If academic freedom means the “desire” of academics to express themselves freely, fearlessly, and without risk to their careers, it is no more a desirable goal than the right of every citizen to do so. Academics should have no more freedom than any adult human being. Rights accrue to human beings qua mental capacity for free will. If comedians are given an artistic license to make fun of Jews or Muslims or transgender people, then it must be that such a license should be available to one and all. Special shield laws meant only for journalists are wrong, they should be designed for “acts of journalism” committed by any citizen, or not at all. If everyone is to be equal before the law, either everyone has shield laws or no one does, i.e., the laws protect anyone with a journalistic purpose—thereby protecting certain purposes for all. Indeed, anyone with an informed and well-thought-through opinion, a smartphone, and a social media account (or a blog) should now, as a default position, be assumed to be at least as good as anyone from a licensed media. Probably better, given the low depths to which the journalism profession has sunk, walled in by self-inflicted Overton Windows.

However, free-willed human beings often enter into contracts willingly. They limit themselves by choice, ex ante. An academic’s employment contract may restrict her from applauding Israel or denouncing it. If an academic is fired for a breach of contract, it has nothing to do with freedom of expression, unless the restrictive policy was hidden, too subtle, or introduced after the academic committed to employment (however, there may have been a contractual forewarning that the university reserves a right to change, well, its Overton Window boundaries on just about anything, in which case, the contractual right of the employer trumps the so-called academic freedom).

Property rights are inviolate. A venue owner should have the right to gag a speaker or a comedian from expressing their view on Israel or Donald Trump or gays. Corporations should have a right to discriminate against minorities, or majorities for that matter, but only if they make such a policy publicly available and subject themselves to denunciation and boycotts. One cannot employ a Jewish woman and only tell her after five years of hard work: “Well, we never promote women or Jews.” That’s fraud. This material fact should have been known to all applicants in the job ad itself.

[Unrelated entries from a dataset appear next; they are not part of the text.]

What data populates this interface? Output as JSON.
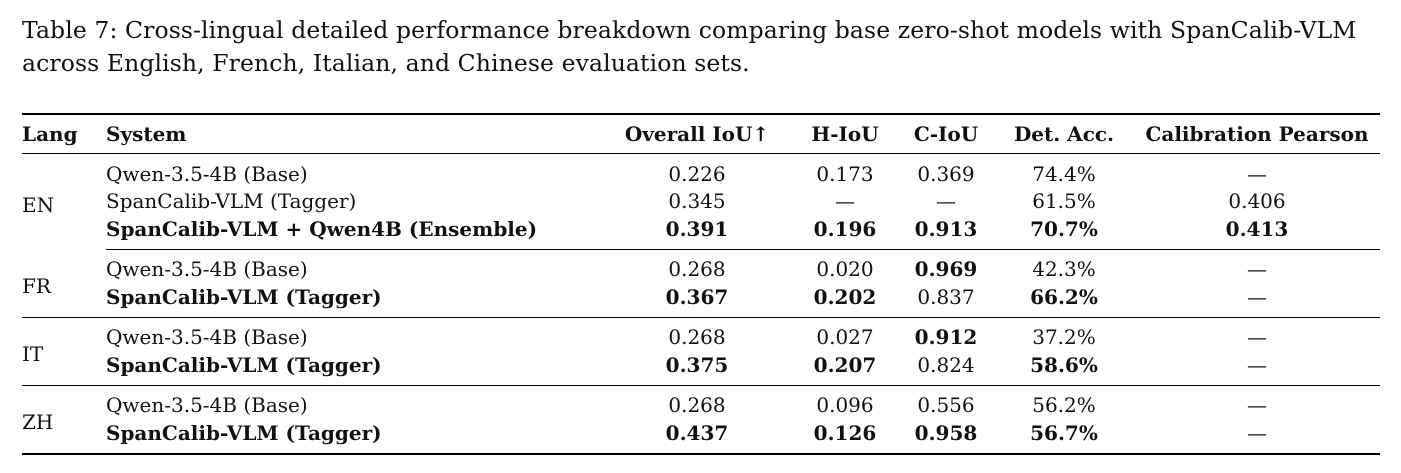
{
  "caption": "Table 7: Cross-lingual detailed performance breakdown comparing base zero-shot models with SpanCalib-VLM across English, French, Italian, and Chinese evaluation sets.",
  "headers": {
    "lang": "Lang",
    "system": "System",
    "overall_iou": "Overall IoU↑",
    "h_iou": "H-IoU",
    "c_iou": "C-IoU",
    "det_acc": "Det. Acc.",
    "calibration": "Calibration Pearson"
  },
  "groups": [
    {
      "lang": "EN",
      "rows": [
        {
          "system": "Qwen-3.5-4B (Base)",
          "overall": "0.226",
          "h_iou": "0.173",
          "c_iou": "0.369",
          "det_acc": "74.4%",
          "calibration": "—"
        },
        {
          "system": "SpanCalib-VLM (Tagger)",
          "overall": "0.345",
          "h_iou": "—",
          "c_iou": "—",
          "det_acc": "61.5%",
          "calibration": "0.406"
        },
        {
          "system": "SpanCalib-VLM + Qwen4B (Ensemble)",
          "overall": "0.391",
          "h_iou": "0.196",
          "c_iou": "0.913",
          "det_acc": "70.7%",
          "calibration": "0.413"
        }
      ]
    },
    {
      "lang": "FR",
      "rows": [
        {
          "system": "Qwen-3.5-4B (Base)",
          "overall": "0.268",
          "h_iou": "0.020",
          "c_iou": "0.969",
          "det_acc": "42.3%",
          "calibration": "—"
        },
        {
          "system": "SpanCalib-VLM (Tagger)",
          "overall": "0.367",
          "h_iou": "0.202",
          "c_iou": "0.837",
          "det_acc": "66.2%",
          "calibration": "—"
        }
      ]
    },
    {
      "lang": "IT",
      "rows": [
        {
          "system": "Qwen-3.5-4B (Base)",
          "overall": "0.268",
          "h_iou": "0.027",
          "c_iou": "0.912",
          "det_acc": "37.2%",
          "calibration": "—"
        },
        {
          "system": "SpanCalib-VLM (Tagger)",
          "overall": "0.375",
          "h_iou": "0.207",
          "c_iou": "0.824",
          "det_acc": "58.6%",
          "calibration": "—"
        }
      ]
    },
    {
      "lang": "ZH",
      "rows": [
        {
          "system": "Qwen-3.5-4B (Base)",
          "overall": "0.268",
          "h_iou": "0.096",
          "c_iou": "0.556",
          "det_acc": "56.2%",
          "calibration": "—"
        },
        {
          "system": "SpanCalib-VLM (Tagger)",
          "overall": "0.437",
          "h_iou": "0.126",
          "c_iou": "0.958",
          "det_acc": "56.7%",
          "calibration": "—"
        }
      ]
    }
  ]
}
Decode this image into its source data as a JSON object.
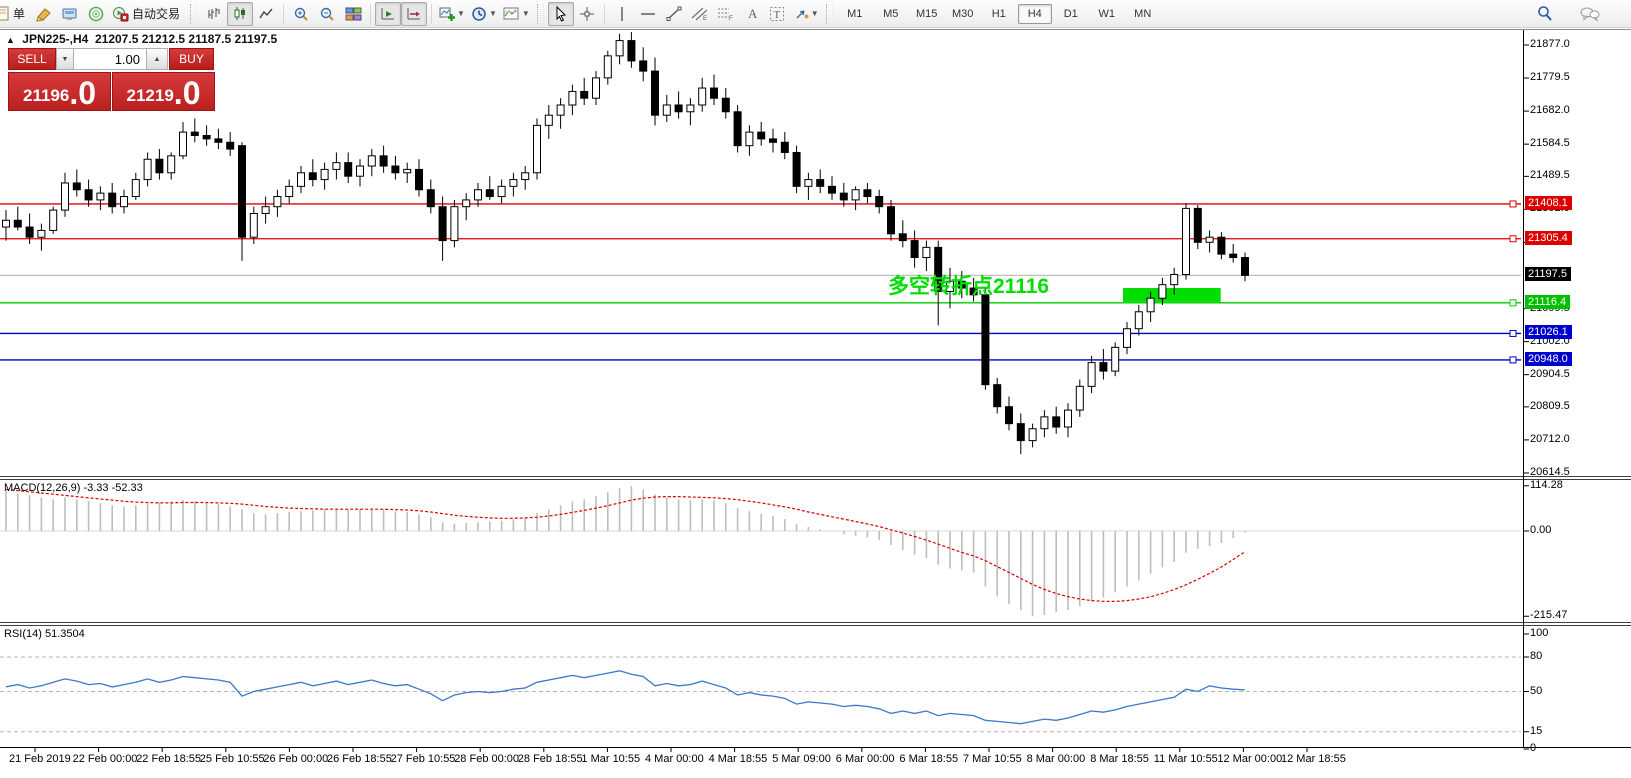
{
  "toolbar": {
    "new_order_label": "单",
    "autotrading_label": "自动交易",
    "timeframes": [
      "M1",
      "M5",
      "M15",
      "M30",
      "H1",
      "H4",
      "D1",
      "W1",
      "MN"
    ],
    "active_timeframe": "H4"
  },
  "ui": {
    "title": {
      "collapse_glyph": "▲",
      "symbol": "JPN225-,H4",
      "ohlc": "21207.5 21212.5 21187.5 21197.5"
    },
    "trade_panel": {
      "sell_label": "SELL",
      "buy_label": "BUY",
      "volume": "1.00",
      "spin_down_glyph": "▼",
      "spin_up_glyph": "▲",
      "sell_price_main": "21196",
      "sell_price_big": ".0",
      "buy_price_main": "21219",
      "buy_price_big": ".0"
    }
  },
  "chart_data": {
    "type": "candlestick",
    "symbol": "JPN225-",
    "timeframe": "H4",
    "ohlc_header": {
      "open": 21207.5,
      "high": 21212.5,
      "low": 21187.5,
      "close": 21197.5
    },
    "price_axis_ticks": [
      21877.0,
      21779.5,
      21682.0,
      21584.5,
      21489.5,
      21392.0,
      21294.5,
      21099.5,
      21002.0,
      20904.5,
      20809.5,
      20712.0,
      20614.5
    ],
    "time_axis_labels": [
      "21 Feb 2019",
      "22 Feb 00:00",
      "22 Feb 18:55",
      "25 Feb 10:55",
      "26 Feb 00:00",
      "26 Feb 18:55",
      "27 Feb 10:55",
      "28 Feb 00:00",
      "28 Feb 18:55",
      "1 Mar 10:55",
      "4 Mar 00:00",
      "4 Mar 18:55",
      "5 Mar 09:00",
      "6 Mar 00:00",
      "6 Mar 18:55",
      "7 Mar 10:55",
      "8 Mar 00:00",
      "8 Mar 18:55",
      "11 Mar 10:55",
      "12 Mar 00:00",
      "12 Mar 18:55"
    ],
    "horizontal_levels": [
      {
        "price": 21408.1,
        "color": "#e00000",
        "label_bg": "#dd0000",
        "anchor": true
      },
      {
        "price": 21305.4,
        "color": "#e00000",
        "label_bg": "#dd0000",
        "anchor": true
      },
      {
        "price": 21197.5,
        "color": "#c0c0c0",
        "label_bg": "#000000",
        "anchor": false
      },
      {
        "price": 21116.4,
        "color": "#00cc00",
        "label_bg": "#00c000",
        "anchor": true
      },
      {
        "price": 21026.1,
        "color": "#0000c0",
        "label_bg": "#0000cc",
        "anchor": true
      },
      {
        "price": 20948.0,
        "color": "#0000c0",
        "label_bg": "#0000cc",
        "anchor": true
      }
    ],
    "annotation": {
      "text": "多空转折点21116",
      "color": "#00dd00"
    },
    "highlight_rect": {
      "from_bar": 95,
      "to_bar": 102.6,
      "price_top": 21160,
      "price_bottom": 21119,
      "color": "#00dd00"
    },
    "candles": [
      [
        21340,
        21390,
        21300,
        21360
      ],
      [
        21360,
        21400,
        21330,
        21340
      ],
      [
        21340,
        21380,
        21290,
        21310
      ],
      [
        21310,
        21350,
        21270,
        21330
      ],
      [
        21330,
        21400,
        21320,
        21390
      ],
      [
        21390,
        21500,
        21370,
        21470
      ],
      [
        21470,
        21510,
        21430,
        21450
      ],
      [
        21450,
        21480,
        21400,
        21420
      ],
      [
        21420,
        21460,
        21390,
        21440
      ],
      [
        21440,
        21470,
        21380,
        21400
      ],
      [
        21400,
        21450,
        21380,
        21430
      ],
      [
        21430,
        21500,
        21420,
        21480
      ],
      [
        21480,
        21560,
        21460,
        21540
      ],
      [
        21540,
        21570,
        21480,
        21500
      ],
      [
        21500,
        21560,
        21480,
        21550
      ],
      [
        21550,
        21650,
        21540,
        21620
      ],
      [
        21620,
        21660,
        21590,
        21610
      ],
      [
        21610,
        21640,
        21580,
        21600
      ],
      [
        21600,
        21630,
        21570,
        21590
      ],
      [
        21590,
        21620,
        21550,
        21570
      ],
      [
        21580,
        21590,
        21240,
        21310
      ],
      [
        21310,
        21400,
        21290,
        21380
      ],
      [
        21380,
        21430,
        21350,
        21400
      ],
      [
        21400,
        21450,
        21370,
        21430
      ],
      [
        21430,
        21480,
        21410,
        21460
      ],
      [
        21460,
        21520,
        21440,
        21500
      ],
      [
        21500,
        21540,
        21460,
        21480
      ],
      [
        21480,
        21530,
        21450,
        21510
      ],
      [
        21510,
        21560,
        21480,
        21530
      ],
      [
        21530,
        21560,
        21470,
        21490
      ],
      [
        21490,
        21540,
        21460,
        21520
      ],
      [
        21520,
        21570,
        21490,
        21550
      ],
      [
        21550,
        21580,
        21500,
        21520
      ],
      [
        21520,
        21550,
        21480,
        21500
      ],
      [
        21500,
        21530,
        21470,
        21510
      ],
      [
        21510,
        21540,
        21430,
        21450
      ],
      [
        21450,
        21480,
        21380,
        21400
      ],
      [
        21400,
        21430,
        21240,
        21300
      ],
      [
        21300,
        21420,
        21280,
        21400
      ],
      [
        21400,
        21440,
        21360,
        21420
      ],
      [
        21420,
        21470,
        21400,
        21450
      ],
      [
        21450,
        21490,
        21420,
        21430
      ],
      [
        21430,
        21480,
        21410,
        21460
      ],
      [
        21460,
        21500,
        21430,
        21480
      ],
      [
        21480,
        21520,
        21450,
        21500
      ],
      [
        21500,
        21660,
        21480,
        21640
      ],
      [
        21640,
        21700,
        21600,
        21670
      ],
      [
        21670,
        21720,
        21630,
        21700
      ],
      [
        21700,
        21760,
        21670,
        21740
      ],
      [
        21740,
        21780,
        21700,
        21720
      ],
      [
        21720,
        21800,
        21700,
        21780
      ],
      [
        21780,
        21860,
        21760,
        21845
      ],
      [
        21845,
        21910,
        21820,
        21890
      ],
      [
        21890,
        21915,
        21810,
        21830
      ],
      [
        21830,
        21870,
        21770,
        21800
      ],
      [
        21800,
        21840,
        21640,
        21670
      ],
      [
        21670,
        21730,
        21650,
        21700
      ],
      [
        21700,
        21740,
        21660,
        21680
      ],
      [
        21680,
        21720,
        21640,
        21700
      ],
      [
        21700,
        21780,
        21680,
        21750
      ],
      [
        21750,
        21790,
        21700,
        21720
      ],
      [
        21720,
        21750,
        21660,
        21680
      ],
      [
        21680,
        21700,
        21560,
        21580
      ],
      [
        21580,
        21640,
        21550,
        21620
      ],
      [
        21620,
        21650,
        21580,
        21600
      ],
      [
        21600,
        21630,
        21560,
        21590
      ],
      [
        21590,
        21620,
        21540,
        21560
      ],
      [
        21560,
        21580,
        21440,
        21460
      ],
      [
        21460,
        21500,
        21420,
        21480
      ],
      [
        21480,
        21510,
        21440,
        21460
      ],
      [
        21460,
        21490,
        21420,
        21440
      ],
      [
        21440,
        21470,
        21400,
        21420
      ],
      [
        21420,
        21460,
        21390,
        21450
      ],
      [
        21450,
        21470,
        21410,
        21430
      ],
      [
        21430,
        21450,
        21380,
        21400
      ],
      [
        21400,
        21420,
        21300,
        21320
      ],
      [
        21320,
        21360,
        21280,
        21300
      ],
      [
        21300,
        21330,
        21220,
        21250
      ],
      [
        21250,
        21300,
        21210,
        21280
      ],
      [
        21280,
        21300,
        21050,
        21150
      ],
      [
        21150,
        21220,
        21100,
        21180
      ],
      [
        21180,
        21210,
        21130,
        21160
      ],
      [
        21160,
        21190,
        21120,
        21140
      ],
      [
        21140,
        21160,
        20860,
        20875
      ],
      [
        20875,
        20895,
        20790,
        20810
      ],
      [
        20810,
        20840,
        20740,
        20760
      ],
      [
        20760,
        20790,
        20670,
        20710
      ],
      [
        20710,
        20760,
        20690,
        20745
      ],
      [
        20745,
        20800,
        20720,
        20780
      ],
      [
        20780,
        20810,
        20730,
        20750
      ],
      [
        20750,
        20820,
        20720,
        20800
      ],
      [
        20800,
        20890,
        20780,
        20870
      ],
      [
        20870,
        20960,
        20850,
        20940
      ],
      [
        20940,
        20980,
        20890,
        20915
      ],
      [
        20915,
        21000,
        20900,
        20985
      ],
      [
        20985,
        21060,
        20965,
        21040
      ],
      [
        21040,
        21110,
        21020,
        21090
      ],
      [
        21090,
        21150,
        21060,
        21130
      ],
      [
        21130,
        21190,
        21110,
        21170
      ],
      [
        21170,
        21220,
        21140,
        21200
      ],
      [
        21200,
        21410,
        21185,
        21395
      ],
      [
        21395,
        21405,
        21275,
        21295
      ],
      [
        21295,
        21330,
        21265,
        21310
      ],
      [
        21310,
        21325,
        21245,
        21260
      ],
      [
        21260,
        21290,
        21235,
        21250
      ],
      [
        21250,
        21265,
        21180,
        21197.5
      ]
    ],
    "macd": {
      "label": "MACD(12,26,9) -3.33 -52.33",
      "last_main": -3.33,
      "last_signal": -52.33,
      "axis_ticks": [
        114.28,
        0.0,
        -215.47
      ],
      "histogram": [
        100,
        95,
        90,
        85,
        80,
        85,
        80,
        75,
        70,
        65,
        62,
        65,
        70,
        72,
        75,
        78,
        75,
        72,
        68,
        62,
        55,
        45,
        42,
        45,
        48,
        50,
        52,
        55,
        56,
        54,
        55,
        57,
        55,
        50,
        48,
        42,
        35,
        22,
        18,
        20,
        22,
        24,
        26,
        30,
        34,
        45,
        55,
        65,
        75,
        80,
        88,
        98,
        108,
        114.28,
        105,
        92,
        85,
        80,
        78,
        80,
        78,
        70,
        58,
        50,
        44,
        38,
        30,
        18,
        10,
        4,
        -2,
        -8,
        -12,
        -16,
        -22,
        -35,
        -48,
        -60,
        -68,
        -85,
        -95,
        -100,
        -105,
        -140,
        -165,
        -185,
        -200,
        -215.47,
        -212,
        -205,
        -200,
        -190,
        -178,
        -168,
        -155,
        -140,
        -125,
        -108,
        -92,
        -78,
        -55,
        -45,
        -38,
        -30,
        -18,
        -3.33
      ],
      "signal": [
        105,
        102,
        99,
        96,
        93,
        90,
        87,
        84,
        81,
        78,
        75,
        73,
        72,
        71,
        71,
        72,
        72,
        72,
        71,
        70,
        68,
        65,
        62,
        60,
        58,
        57,
        56,
        55,
        55,
        55,
        55,
        55,
        55,
        54,
        53,
        51,
        48,
        44,
        40,
        37,
        35,
        33,
        32,
        32,
        33,
        35,
        38,
        42,
        47,
        52,
        58,
        64,
        71,
        78,
        83,
        86,
        87,
        87,
        86,
        85,
        84,
        82,
        79,
        75,
        71,
        66,
        61,
        55,
        48,
        42,
        36,
        30,
        24,
        18,
        11,
        3,
        -5,
        -14,
        -23,
        -33,
        -44,
        -54,
        -63,
        -75,
        -90,
        -105,
        -120,
        -135,
        -148,
        -158,
        -166,
        -172,
        -176,
        -178,
        -178,
        -176,
        -172,
        -166,
        -158,
        -148,
        -136,
        -122,
        -107,
        -91,
        -72,
        -52.33
      ]
    },
    "rsi": {
      "label": "RSI(14) 51.3504",
      "last_value": 51.3504,
      "axis_ticks": [
        100,
        80,
        50,
        15,
        0
      ],
      "levels": [
        80,
        50,
        15
      ],
      "values": [
        54,
        56,
        53,
        55,
        58,
        61,
        59,
        56,
        57,
        54,
        56,
        58,
        61,
        58,
        60,
        63,
        62,
        61,
        60,
        58,
        46,
        50,
        52,
        54,
        56,
        58,
        55,
        57,
        59,
        56,
        58,
        60,
        57,
        55,
        56,
        52,
        48,
        42,
        47,
        49,
        50,
        49,
        50,
        52,
        53,
        58,
        60,
        62,
        64,
        62,
        64,
        66,
        68,
        65,
        63,
        55,
        57,
        55,
        56,
        59,
        56,
        53,
        47,
        49,
        47,
        46,
        44,
        39,
        41,
        40,
        39,
        37,
        38,
        37,
        35,
        31,
        33,
        31,
        33,
        29,
        31,
        30,
        29,
        25,
        24,
        23,
        22,
        24,
        26,
        25,
        27,
        30,
        33,
        32,
        34,
        37,
        39,
        41,
        43,
        45,
        52,
        50,
        55,
        53,
        52,
        51.35
      ]
    }
  }
}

Neo-Marxists use Overton Windows (as a concept widely applied) to push truth outside the window of discussion.

If peer-review academic journals are going to unpublish papers from Jews, Zionists, or those associated with Jewish universities, or refuse to accept submissions from them, those journals need to proclaim that policy loudly on their website and immediately cease any pretense of a meritocracy.

Neo-Marxists use Overton Windows (as a concept widely applied) to push truth outside the window of discussion. It’s pointless to rely on academics and mainstream media to widen them; they’re the ones (with some great exceptions) compressing and shifting them away from truth in the first place. Specialized devices like academic freedom, artistic licenses, and shield laws will most likely be used against the truth. The swamp of the Global Deep State is far-reaching.

Who, then, can widen or shift the windows in order to glean the truth?

 

The Clarion Call (with Apologies to Karl Marx)

Awakened citizens of the world, unite.

Unite in purposeful rebellion against those imposing controlled speech. Speak up. Speak to widen or shift the Overton Windows. Listen carefully to precisely the speech that’s banned on YouTube, Facebook, or is unthinkable in The New York Times or on the ABC. And then find ways to disseminate what you perceive as truth. Awaken your fellow citizens.

Informed and thoughtful citizens armed with a purposeful voice and a keyboard, well acquainted with the philosophy of natural rights, are what Ayn Rand called “the new intellectuals.”

Some powerful politicians are at least partially awakened, as Trump and Cruz clearly are. They can expand the permissible discourse. Encourage them. Yes, it is okay to say loudly there are only two genders with some rare exceptions and smash the window that tells you to choose only between six and nine genders.

You have nothing to lose but your chained vision.